Security update (9)
1 Name: !WAHa.06x36 2005-09-12 12:54 ID:Onklm93N
No, it's not actually the mythical Next Update yet. But a little while ago, sophismata alerted me to a weakness in the secure tripcode code, and while I meant to hold off fixing it until the Next Update, I've been putting off doing THAT until I've finished at least the beta version of Xee, and that was taking too much time, so I decided to do a quick fix for this:
http://wakaba.c3.cx/releases/wakaba_2.1.5.zip
http://wakaba.c3.cx/releases/kareha_2.0.4.zip
The only file that has changed is wakautils.pl, so you can just download and install that if you prefer:
http://wakaba.c3.cx/releases/wakautils.zip
I'll leave out the details about this for now to let people upgrade. If you run a board, I do suggest doing this upgrade. If you frequent a board that hasn't been upgraded, you might want to point the admin at this thread. Also, finally, thanks to sophismata for pointing this one out! This is a bit of a quick fix, and I'll make something more solid for the real Next Update.

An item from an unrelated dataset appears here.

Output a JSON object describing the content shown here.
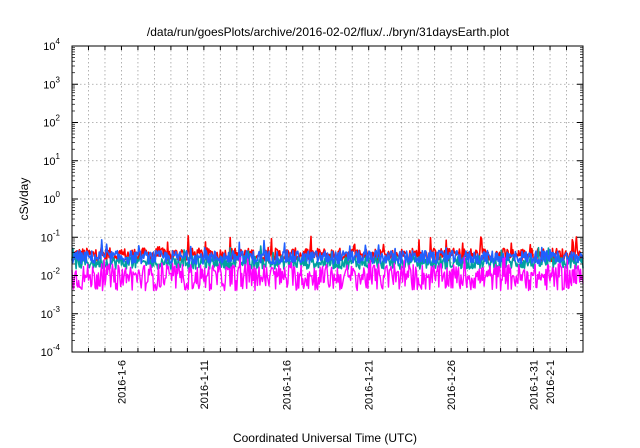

2 Name: !WAHa.06x36 2005-09-12 14:05 ID:Onklm93N
Word to the wise: Replacing wakautils.pl will only work if you're already running the latest versions (2.1.4 and 2.0.3). I fucked that up myself just now.
4 Name: !WAHa.06x36 2005-09-12 17:01 ID:Onklm93N
http://wakaba.c3.cx/sup/kareha.pl/1122405906 <-- My Mac OS X image viewer.
5 Name: Anonymous 2005-10-19 18:48 ID:PWDg7vAk
age since it ran off the first 40 topics, and waha never explained it
6 Name: &height=16)
2005-10-19 19:01 ID:Heaven
I think I'll leave it until after the Legendary Next Update to give more people a chance to update.
7 Name: Anonymous : 2006-03-03 15:13 ID:IV0/Cgrr
And now months after the Legendary Next Update still no explanation...
8 Name: !WAHa.06x36 : 2006-03-03 17:39 ID:Heaven
Oh, mostly because I forgot all about it.
There was this trick where the RC4 hashing only uses 256 bytes, so you can push the SECRET off the end of the string, and then crack it one letter at a time. This should be sort of obvious from what the update did, though.
9 Name: Anonymous : 2006-03-03 17:57 ID:H6ylhFA6
Sadly people take a long time to update or I would copy/paste my explanation. To state the obvious though SECRET not being secret is a bad thing and you were able to find SECRET in a trivial amount of time.
The 3.0.0 SECRET system is a lot better at not falling totally apart in cases like this (although not ideal).